Take a look at this Hobart N50 that sold for only $460 on ebay and you'll note that it's not tilt-head design but rather it utilizes a bowl-lift:

Hobart N50 Mixer


----------



## kyheirloomer (Feb 1, 2007)

Mezz, adding dry ingredients to wet is always a problem with a mixer running. But, fwiw, the 600 uses a different pouring shield than other models, which at least minimizes the problem. The funnel part is larger and taller than with earlier designs, and the collar covers more of the bowl.


----------



## penguin (Aug 30, 2008)

I went through 6 KitchenAid mixers until I purchased a Bosch Universal Mixer. Here is a link for the one I use. It does amazing with bread doughs. I bought the largest size so it doesn't knead a small loaf well (3 cups of flour). It mixes it well but I have to finish kneading by hand. It does best with 7-16 cups of flour. I love everything about the machine- I use it at least once a day. It handles all dough types well (bagels, pizza doughs, whole grain bread doughs, cracker doughs, etc.).

It mixes cookie dough batches great, but I don't have experience with cake batters.

Here is a link to the mixer I bought:
Bosch Universal Plus Mixer New Bosch Mixer Bosch Mixers Universal Plus Mixer Dealer Pleasant Hill Grain*
*

Emily


----------



## mezzaluna (Aug 29, 2000)

Whoa, the Hobart N50 is way too many coins, and my kitchen isn't that big! I'm trying to stay under $400 if possible. I've seen the 600 in that price neighborhood a few places.

The Bosch seems to be too big. I plan to make two or three loaves at a time.
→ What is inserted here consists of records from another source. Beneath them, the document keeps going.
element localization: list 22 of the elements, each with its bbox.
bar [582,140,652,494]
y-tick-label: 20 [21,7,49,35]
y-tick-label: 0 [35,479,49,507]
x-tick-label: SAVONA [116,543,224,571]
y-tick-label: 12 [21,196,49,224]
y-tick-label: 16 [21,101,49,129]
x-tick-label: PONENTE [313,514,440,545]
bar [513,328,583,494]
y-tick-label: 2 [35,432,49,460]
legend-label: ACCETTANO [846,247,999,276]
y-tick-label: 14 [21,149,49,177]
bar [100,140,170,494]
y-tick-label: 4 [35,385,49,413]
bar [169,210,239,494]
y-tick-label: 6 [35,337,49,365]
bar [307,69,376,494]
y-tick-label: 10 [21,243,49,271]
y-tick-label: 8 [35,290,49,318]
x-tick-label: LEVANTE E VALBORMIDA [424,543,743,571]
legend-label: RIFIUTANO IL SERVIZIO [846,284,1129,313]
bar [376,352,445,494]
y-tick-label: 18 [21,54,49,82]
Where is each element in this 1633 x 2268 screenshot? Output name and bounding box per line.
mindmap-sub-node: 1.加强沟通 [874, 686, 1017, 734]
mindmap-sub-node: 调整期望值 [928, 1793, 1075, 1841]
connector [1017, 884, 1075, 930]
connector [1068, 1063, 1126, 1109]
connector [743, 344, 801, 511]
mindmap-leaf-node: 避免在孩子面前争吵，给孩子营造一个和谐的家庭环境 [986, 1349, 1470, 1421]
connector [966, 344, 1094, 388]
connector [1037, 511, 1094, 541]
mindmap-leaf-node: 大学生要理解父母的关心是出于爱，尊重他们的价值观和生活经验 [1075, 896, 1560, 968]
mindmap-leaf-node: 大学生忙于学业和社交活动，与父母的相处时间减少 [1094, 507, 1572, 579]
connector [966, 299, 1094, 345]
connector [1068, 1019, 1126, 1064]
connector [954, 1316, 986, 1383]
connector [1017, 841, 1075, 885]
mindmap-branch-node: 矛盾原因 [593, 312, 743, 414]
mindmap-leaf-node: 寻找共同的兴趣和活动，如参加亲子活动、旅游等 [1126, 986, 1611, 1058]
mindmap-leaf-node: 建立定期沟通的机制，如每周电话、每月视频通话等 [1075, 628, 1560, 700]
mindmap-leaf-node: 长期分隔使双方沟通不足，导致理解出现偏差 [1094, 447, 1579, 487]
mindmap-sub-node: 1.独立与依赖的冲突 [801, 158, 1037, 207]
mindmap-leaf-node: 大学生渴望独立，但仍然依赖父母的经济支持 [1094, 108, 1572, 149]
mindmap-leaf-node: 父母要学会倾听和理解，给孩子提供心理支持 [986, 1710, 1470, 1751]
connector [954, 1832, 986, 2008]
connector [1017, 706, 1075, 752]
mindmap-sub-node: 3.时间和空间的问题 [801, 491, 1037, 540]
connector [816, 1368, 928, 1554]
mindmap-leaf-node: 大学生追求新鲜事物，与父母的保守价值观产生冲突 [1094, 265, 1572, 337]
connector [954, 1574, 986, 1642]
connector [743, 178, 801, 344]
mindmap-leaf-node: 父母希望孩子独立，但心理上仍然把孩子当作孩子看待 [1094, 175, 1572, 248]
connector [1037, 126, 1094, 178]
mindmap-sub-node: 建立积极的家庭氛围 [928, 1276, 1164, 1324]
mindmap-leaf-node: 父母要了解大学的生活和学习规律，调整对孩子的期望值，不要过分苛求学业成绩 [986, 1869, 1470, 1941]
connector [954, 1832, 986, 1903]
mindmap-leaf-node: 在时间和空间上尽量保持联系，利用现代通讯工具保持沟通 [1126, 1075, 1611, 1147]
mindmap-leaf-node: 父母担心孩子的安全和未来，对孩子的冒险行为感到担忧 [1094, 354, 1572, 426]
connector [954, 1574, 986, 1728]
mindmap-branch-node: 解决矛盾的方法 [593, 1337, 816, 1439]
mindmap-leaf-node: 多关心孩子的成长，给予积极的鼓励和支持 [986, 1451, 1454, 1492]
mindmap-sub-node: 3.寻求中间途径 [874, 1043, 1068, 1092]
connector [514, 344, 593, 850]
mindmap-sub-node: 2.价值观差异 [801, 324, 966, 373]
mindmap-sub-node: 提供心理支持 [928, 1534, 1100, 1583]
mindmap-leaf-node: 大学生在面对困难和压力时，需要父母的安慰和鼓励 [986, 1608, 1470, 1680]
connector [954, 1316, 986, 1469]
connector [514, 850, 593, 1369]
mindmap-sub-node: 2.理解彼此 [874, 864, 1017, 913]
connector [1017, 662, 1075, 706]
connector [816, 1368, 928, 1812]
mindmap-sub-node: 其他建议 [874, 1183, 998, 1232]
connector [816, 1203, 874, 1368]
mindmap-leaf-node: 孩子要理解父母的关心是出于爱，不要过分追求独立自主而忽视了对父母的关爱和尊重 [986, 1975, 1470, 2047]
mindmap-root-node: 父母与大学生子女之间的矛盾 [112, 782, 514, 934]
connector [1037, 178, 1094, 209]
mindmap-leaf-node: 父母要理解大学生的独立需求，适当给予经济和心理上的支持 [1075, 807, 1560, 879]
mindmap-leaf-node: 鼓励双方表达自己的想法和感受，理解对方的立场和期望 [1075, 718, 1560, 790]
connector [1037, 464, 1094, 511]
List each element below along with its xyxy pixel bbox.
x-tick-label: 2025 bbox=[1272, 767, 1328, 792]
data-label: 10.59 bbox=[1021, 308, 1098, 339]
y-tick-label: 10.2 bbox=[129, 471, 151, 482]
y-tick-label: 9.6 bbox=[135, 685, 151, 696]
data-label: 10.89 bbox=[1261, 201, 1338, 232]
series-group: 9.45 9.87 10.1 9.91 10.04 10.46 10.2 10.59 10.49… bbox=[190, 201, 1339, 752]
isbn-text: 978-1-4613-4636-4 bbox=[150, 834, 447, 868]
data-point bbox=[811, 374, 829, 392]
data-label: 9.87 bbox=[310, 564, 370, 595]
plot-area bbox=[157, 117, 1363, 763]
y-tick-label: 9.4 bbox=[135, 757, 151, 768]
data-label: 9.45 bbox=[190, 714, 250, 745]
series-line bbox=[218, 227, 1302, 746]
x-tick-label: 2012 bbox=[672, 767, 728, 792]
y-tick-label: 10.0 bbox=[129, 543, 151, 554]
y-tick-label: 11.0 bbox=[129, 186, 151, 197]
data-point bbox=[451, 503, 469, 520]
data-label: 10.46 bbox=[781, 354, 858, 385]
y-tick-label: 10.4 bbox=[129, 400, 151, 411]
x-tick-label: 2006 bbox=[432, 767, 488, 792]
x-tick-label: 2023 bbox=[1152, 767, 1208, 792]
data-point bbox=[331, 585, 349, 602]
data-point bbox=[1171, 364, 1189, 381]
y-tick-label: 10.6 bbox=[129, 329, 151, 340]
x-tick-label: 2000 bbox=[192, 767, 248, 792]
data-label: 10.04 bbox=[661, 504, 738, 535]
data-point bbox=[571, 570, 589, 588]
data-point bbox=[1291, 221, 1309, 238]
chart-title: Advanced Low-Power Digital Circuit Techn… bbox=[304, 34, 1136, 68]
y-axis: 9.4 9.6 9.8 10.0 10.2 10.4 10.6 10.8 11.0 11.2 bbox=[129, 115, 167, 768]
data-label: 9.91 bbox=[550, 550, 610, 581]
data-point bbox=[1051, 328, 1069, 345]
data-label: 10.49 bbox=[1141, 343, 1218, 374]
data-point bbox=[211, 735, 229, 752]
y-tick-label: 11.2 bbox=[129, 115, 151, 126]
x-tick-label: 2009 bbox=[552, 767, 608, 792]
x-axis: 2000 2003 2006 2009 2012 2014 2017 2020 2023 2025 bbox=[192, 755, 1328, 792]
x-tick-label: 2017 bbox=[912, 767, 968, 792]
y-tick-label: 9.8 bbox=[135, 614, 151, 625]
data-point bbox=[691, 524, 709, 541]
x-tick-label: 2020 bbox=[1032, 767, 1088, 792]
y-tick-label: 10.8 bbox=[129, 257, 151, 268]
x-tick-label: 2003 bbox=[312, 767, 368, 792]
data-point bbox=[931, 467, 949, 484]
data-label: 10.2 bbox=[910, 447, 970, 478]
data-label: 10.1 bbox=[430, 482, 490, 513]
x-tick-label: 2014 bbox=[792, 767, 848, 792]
This one needs to make more than that to operate optimally.


----------



## maryb (Mar 21, 2008)

I bought my KA600 from eBay, it was a discontinued color and was new in the box for $199 and free shipping.


----------



## penguin (Aug 30, 2008)

They do make a few different Bosch sizes- some designed to make 1-3 loaves at a time. I don't have any experience with the smaller models but know of other people who love them.


----------



## mezzaluna (Aug 29, 2000)

Thanks for the tip, Penguin. I'll take another look. I'll make the decision and buy very soon: gift cards are coming for my birthday.


----------